12. Interestingly, this divide-by-16 circuit has four outputs, but only two are used. My first thought was that the others are for testing (since they are connected to internal pads). However, these outputs are simply the complements of the other outputs, so they wouldn't provide any testing benefit. The other possibility is that the whole divide-by-16 circuit is a standardized block, used in other applications.

#### 5 comments:

Toivo Henningsson said...

Nice article!
I'm sure that there's a huge difference between the density of custom layout vs standard cell layout (and between different standard cell methodologies as well, it seems).

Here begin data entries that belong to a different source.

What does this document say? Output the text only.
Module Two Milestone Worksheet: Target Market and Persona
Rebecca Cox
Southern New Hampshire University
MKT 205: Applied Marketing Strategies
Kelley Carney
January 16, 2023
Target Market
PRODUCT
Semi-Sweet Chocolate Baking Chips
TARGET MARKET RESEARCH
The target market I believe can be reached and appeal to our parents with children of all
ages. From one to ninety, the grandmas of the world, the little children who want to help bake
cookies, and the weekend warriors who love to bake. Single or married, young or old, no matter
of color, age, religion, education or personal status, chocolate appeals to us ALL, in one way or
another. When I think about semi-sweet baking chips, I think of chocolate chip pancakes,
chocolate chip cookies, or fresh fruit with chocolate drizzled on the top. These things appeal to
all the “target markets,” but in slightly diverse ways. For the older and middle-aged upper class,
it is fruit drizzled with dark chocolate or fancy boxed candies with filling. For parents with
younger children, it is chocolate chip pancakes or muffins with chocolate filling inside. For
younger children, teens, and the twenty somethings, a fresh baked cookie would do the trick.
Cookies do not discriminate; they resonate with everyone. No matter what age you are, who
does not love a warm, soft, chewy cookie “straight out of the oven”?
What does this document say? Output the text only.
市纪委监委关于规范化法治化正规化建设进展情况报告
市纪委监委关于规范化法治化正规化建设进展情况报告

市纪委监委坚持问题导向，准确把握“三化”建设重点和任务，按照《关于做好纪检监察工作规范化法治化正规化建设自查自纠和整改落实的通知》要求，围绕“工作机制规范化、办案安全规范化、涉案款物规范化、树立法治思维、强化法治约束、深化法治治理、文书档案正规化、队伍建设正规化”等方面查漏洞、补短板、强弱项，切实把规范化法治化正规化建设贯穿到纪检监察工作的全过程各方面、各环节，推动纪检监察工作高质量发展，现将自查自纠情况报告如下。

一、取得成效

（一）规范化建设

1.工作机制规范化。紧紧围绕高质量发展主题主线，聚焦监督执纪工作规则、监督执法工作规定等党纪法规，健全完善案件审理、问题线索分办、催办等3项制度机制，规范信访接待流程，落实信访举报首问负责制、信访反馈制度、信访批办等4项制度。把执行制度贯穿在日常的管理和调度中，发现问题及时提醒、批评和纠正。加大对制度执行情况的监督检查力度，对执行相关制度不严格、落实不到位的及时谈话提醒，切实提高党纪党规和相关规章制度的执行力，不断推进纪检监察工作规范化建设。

But your example of custom layout is from the 8086, which is an NMOS chip, unlike this chip, which is CMOS. I believe that the constraint that you have in CMOS to keep NMOS and PMOS transistors separated (while you need both in all gates) makes it harder to squeeze the logic together as tightly as in CMOS. Have you seen any tight custom layout CMOS chips?

Toivo Henningsson said...

I wonder why the metal contacts for Vdd and ground are so much wider than the internal metal wiring used in the gates? Seems like it couldn't be much gain resistance wise at least.

Pane said...

Just started this read and right at the point 3 the IBM logo is mentioned and I would like to share what I saw the other day in Red Hat office.

KR
P

https://www.dropbox.com/s/ulxnb5bguffxyeh/We_are_RH.jpg?dl=0

Unknown said...

Fascinating information and great post. The next level engineering is something most people don't expect from that period but this article shows that clearly. Thanks for revealing that to us.

IBMMuseum said...

The 63F7704 is the 'Spyglass' - Replaced later by the 'Pinegrove' and 'Pinegrove Shrink' (your other Token-Ring adapter article).